Кровавые Горгоны высаживались. Несмотря на то, что миссия носила разведывательный характер, весь «Рожденный в котле» был полон активности.

Ковен Мура заговаривал демонический дух машины. Работали тревожные сирены, команда рабов в двигательном отсеке трудилась, не жалея сил. Без паузы, без отдыха. В храмах велись службы, и повсюду слышался синхронный стук ботинок усиленных патрулей «черных тюрбанов».

Кузнец Линус знал, что не будет спать несколько циклов. У высаживающихся отделений было снаряжение, нуждающееся в ремонте и обслуживании, и теперь все его помощники были сфокусированы на работе. Алкестис сгорбилась на своем рабочем месте, полная женщина пятидесяти лет в свое время изготавливала куклы на своем родном мире Делафина и пользовалась уважением остальных жителей. Ее руки работали очень быстро, перемещаясь между точильным камнем, напильником и абордажной саблей десантника-предателя. Остальные переплетали пряжки ремней и начищали трофейные стеллажи. Им не было позволено работать со священной броней и болтерами Кровавых Горгон, так как ни один раб не смел прикасаться к ним.

Рабы трудились под светом газовых лап и свечей. Это была медленная, рутинная работа, но она была лучше, чем деятельность чернорабочего. Хотя их рабочее место было темным боксом в полуразрушенных нижних палубах корабля, им было позволено спать под их лавками после работы, а также им давали полторы порции еды в день. Стены были покрыты старой бумагой и измельченными отходами, чтобы снизить уровень холода, просачивавшегося из космоса.

Несмотря на все эти условия, рабы считали это маленькое, квадратное помещение своим домом. Они даже прозвали его «Дом дыма» из-за постоянных колец дыма в воздухе.

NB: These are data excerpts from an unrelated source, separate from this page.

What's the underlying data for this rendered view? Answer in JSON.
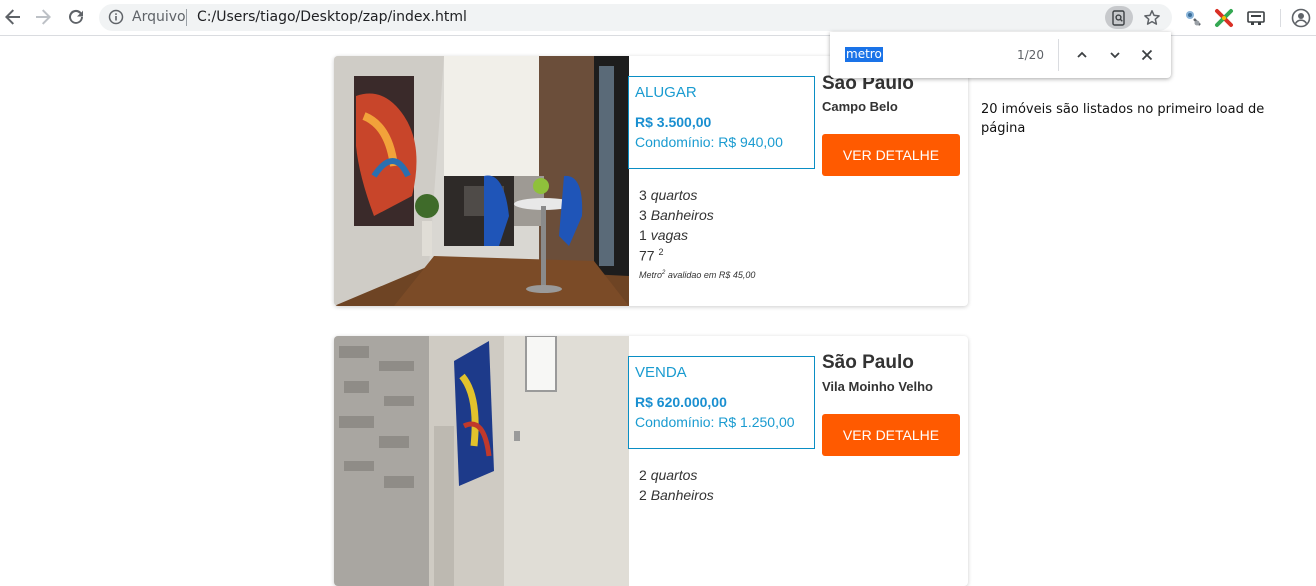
{
  "browser": {
    "origin_label": "Arquivo",
    "url": "C:/Users/tiago/Desktop/zap/index.html",
    "icons": [
      "back-icon",
      "forward-icon",
      "reload-icon",
      "info-icon",
      "find-in-page-icon",
      "bookmark-star-icon",
      "extension-icon",
      "extension-x-icon",
      "cast-icon",
      "account-icon"
    ]
  },
  "find_bar": {
    "query": "metro",
    "count": "1/20",
    "icons": [
      "chevron-up-icon",
      "chevron-down-icon",
      "close-icon"
    ]
  },
  "listings": [
    {
      "type": "ALUGAR",
      "price": "R$ 3.500,00",
      "condo": "Condomínio: R$ 940,00",
      "city": "São Paulo",
      "neighborhood": "Campo Belo",
      "button": "VER DETALHE",
      "rooms_num": "3",
      "rooms_label": "quartos",
      "baths_num": "3",
      "baths_label": "Banheiros",
      "parking_num": "1",
      "parking_label": "vagas",
      "area": "77",
      "area_unit": "2",
      "note_prefix": "Metro",
      "note_sup": "2",
      "note_suffix": " avalidao em R$ 45,00"
    },
    {
      "type": "VENDA",
      "price": "R$ 620.000,00",
      "condo": "Condomínio: R$ 1.250,00",
      "city": "São Paulo",
      "neighborhood": "Vila Moinho Velho",
      "button": "VER DETALHE",
      "rooms_num": "2",
      "rooms_label": "quartos",
      "baths_num": "2",
      "baths_label": "Banheiros"
    }
  ],
  "side_note": "20 imóveis são listados no primeiro load de página",
  "colors": {
    "accent_blue": "#1a9bd0",
    "button_orange": "#ff5a00",
    "find_highlight": "#1a73e8"
  }
}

Половина дома была заставлена стеллажами с секирами, абордажными копьями и клинками, которые принесли этим утром. Это было оружие из личных коллекций десантников-предателей, собранных ими за десятилетия или даже столетия службы как наглядный пример их достижений. Каждый десантник-предатель гордился свой экзотической коллекцией, и любое грязное место или даже пылинка стоили кузнецу пальца.

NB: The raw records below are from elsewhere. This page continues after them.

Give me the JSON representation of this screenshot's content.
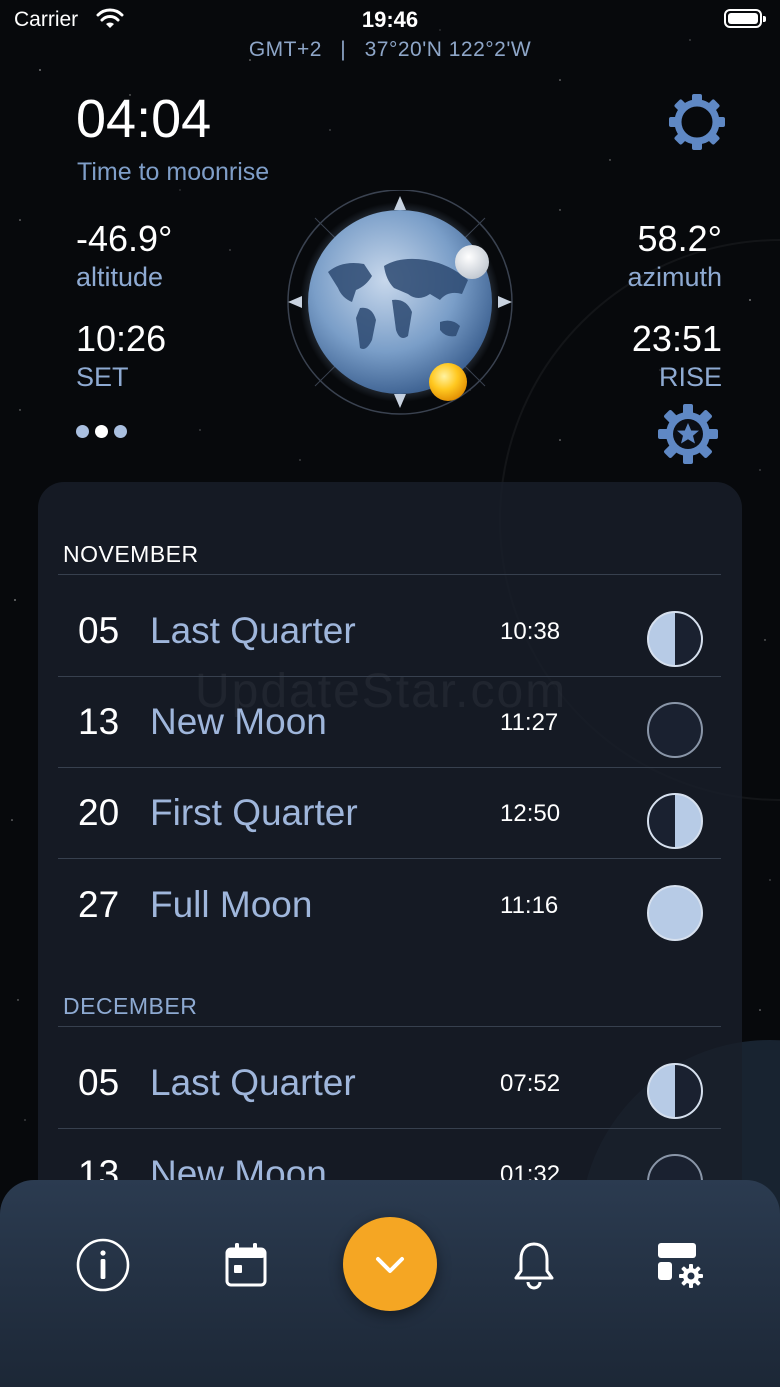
{
  "status_bar": {
    "carrier": "Carrier",
    "time": "19:46"
  },
  "location": {
    "timezone": "GMT+2",
    "separator": "|",
    "coordinates": "37°20'N 122°2'W"
  },
  "header": {
    "countdown": "04:04",
    "countdown_label": "Time to moonrise"
  },
  "stats": {
    "altitude_value": "-46.9°",
    "altitude_label": "altitude",
    "azimuth_value": "58.2°",
    "azimuth_label": "azimuth",
    "set_time": "10:26",
    "set_label": "SET",
    "rise_time": "23:51",
    "rise_label": "RISE"
  },
  "colors": {
    "accent": "#f5a623",
    "label_blue": "#8eaad2",
    "panel": "#181e2a",
    "moon_lit": "#b7cbe6"
  },
  "months": [
    {
      "name": "NOVEMBER",
      "phases": [
        {
          "day": "05",
          "name": "Last Quarter",
          "time": "10:38",
          "icon": "last-quarter-icon"
        },
        {
          "day": "13",
          "name": "New Moon",
          "time": "11:27",
          "icon": "new-moon-icon"
        },
        {
          "day": "20",
          "name": "First Quarter",
          "time": "12:50",
          "icon": "first-quarter-icon"
        },
        {
          "day": "27",
          "name": "Full Moon",
          "time": "11:16",
          "icon": "full-moon-icon"
        }
      ]
    },
    {
      "name": "DECEMBER",
      "phases": [
        {
          "day": "05",
          "name": "Last Quarter",
          "time": "07:52",
          "icon": "last-quarter-icon"
        },
        {
          "day": "13",
          "name": "New Moon",
          "time": "01:32",
          "icon": "new-moon-icon"
        }
      ]
    }
  ],
  "watermark": "UpdateStar.com",
  "bottom_nav": [
    "info-icon",
    "calendar-icon",
    "chevron-down-icon",
    "bell-icon",
    "layout-settings-icon"
  ]
}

И без того придирчивый Линус уже потерял мизинец и средний палец, один раз затачивая секиру, второй — оставив скопление сажи на мече.

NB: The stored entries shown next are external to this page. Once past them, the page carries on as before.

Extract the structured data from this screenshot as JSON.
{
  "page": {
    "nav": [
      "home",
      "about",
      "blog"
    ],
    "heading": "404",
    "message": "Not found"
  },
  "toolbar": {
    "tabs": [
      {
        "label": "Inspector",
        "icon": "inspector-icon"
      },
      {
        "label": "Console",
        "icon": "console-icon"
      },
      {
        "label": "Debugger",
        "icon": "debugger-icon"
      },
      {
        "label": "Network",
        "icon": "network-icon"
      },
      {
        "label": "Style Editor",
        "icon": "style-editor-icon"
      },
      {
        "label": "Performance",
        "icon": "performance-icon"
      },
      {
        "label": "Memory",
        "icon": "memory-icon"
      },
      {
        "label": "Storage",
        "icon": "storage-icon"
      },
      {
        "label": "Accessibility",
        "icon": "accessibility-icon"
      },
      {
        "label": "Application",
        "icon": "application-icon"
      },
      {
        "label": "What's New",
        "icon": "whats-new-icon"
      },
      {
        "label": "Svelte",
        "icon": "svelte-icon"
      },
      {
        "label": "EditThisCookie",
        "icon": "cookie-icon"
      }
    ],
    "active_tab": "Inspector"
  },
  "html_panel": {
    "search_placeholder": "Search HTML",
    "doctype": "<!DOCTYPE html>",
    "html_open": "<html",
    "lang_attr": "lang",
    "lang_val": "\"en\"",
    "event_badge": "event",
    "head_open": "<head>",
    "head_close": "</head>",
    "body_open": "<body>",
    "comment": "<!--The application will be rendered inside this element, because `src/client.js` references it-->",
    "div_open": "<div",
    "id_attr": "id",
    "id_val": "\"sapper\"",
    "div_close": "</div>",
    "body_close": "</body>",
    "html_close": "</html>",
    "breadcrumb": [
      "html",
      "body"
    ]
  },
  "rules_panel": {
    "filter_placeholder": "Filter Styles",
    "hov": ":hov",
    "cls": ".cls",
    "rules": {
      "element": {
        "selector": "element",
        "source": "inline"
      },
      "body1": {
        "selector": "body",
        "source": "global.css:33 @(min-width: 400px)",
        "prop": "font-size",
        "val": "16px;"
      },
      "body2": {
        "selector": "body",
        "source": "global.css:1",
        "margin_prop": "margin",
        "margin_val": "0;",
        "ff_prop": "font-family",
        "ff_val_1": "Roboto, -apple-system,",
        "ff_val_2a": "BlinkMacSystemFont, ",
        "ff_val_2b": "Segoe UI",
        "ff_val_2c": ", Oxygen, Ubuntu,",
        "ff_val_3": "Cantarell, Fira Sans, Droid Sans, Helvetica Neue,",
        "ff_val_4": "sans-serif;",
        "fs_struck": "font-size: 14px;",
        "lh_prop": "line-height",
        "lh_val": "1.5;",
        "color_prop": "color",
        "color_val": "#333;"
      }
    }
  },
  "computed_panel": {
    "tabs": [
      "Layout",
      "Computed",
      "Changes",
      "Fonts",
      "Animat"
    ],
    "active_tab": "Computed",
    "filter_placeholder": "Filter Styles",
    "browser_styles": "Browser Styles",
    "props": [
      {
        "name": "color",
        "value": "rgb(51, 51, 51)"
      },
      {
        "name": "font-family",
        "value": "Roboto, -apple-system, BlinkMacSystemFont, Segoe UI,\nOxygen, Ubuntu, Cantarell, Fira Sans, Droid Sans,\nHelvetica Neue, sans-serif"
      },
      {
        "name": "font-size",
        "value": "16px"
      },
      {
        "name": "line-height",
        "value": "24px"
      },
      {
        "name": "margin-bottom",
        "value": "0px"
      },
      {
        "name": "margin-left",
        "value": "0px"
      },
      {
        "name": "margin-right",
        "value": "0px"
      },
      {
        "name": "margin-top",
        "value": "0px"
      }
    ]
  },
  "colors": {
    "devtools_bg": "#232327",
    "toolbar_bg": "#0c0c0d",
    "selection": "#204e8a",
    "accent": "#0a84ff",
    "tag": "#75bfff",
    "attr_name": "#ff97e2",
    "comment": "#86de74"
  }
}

— Здесь секира, которая нуждается в заточке и повторном переплетении, — произнес молодой помощник Линуса, обращаясь к кузнецу. — Хотите, чтобы я закончил со шлифовкой и плетением.

Линус отрицательно покачал головой. Помощник был еще ребенком. В свое время он освоит секреты кузнечного дела, но сейчас он был слишком неуклюж, чтобы заниматься такой работой.

— Не сейчас, приятель, — ответил Линус. — Отделению «Бешеба» нужно пятьдесят кожаных мешков, смазанных маслом, вот этим и займись.

Взяв в руку короткую секиру, он провел ладонью вдоль лезвия оружия. Хотя рабам ничего не было известно о характере миссии, Линус был в неволе уже много лет, и мог определить цель миссии, лишь взглянув на оружие десантников-предателей. В этот раз преобладало количество легкого и хорошо скрываемого вооружения, а отсутствие тяжелого вооружения, такого как алебарды или древковое оружие, говорило о невозможности проведения прямого штурма. Также отсутствовало необходимое для абордажного рейда количество абордажных пик. Легкое вооружение означало удобство.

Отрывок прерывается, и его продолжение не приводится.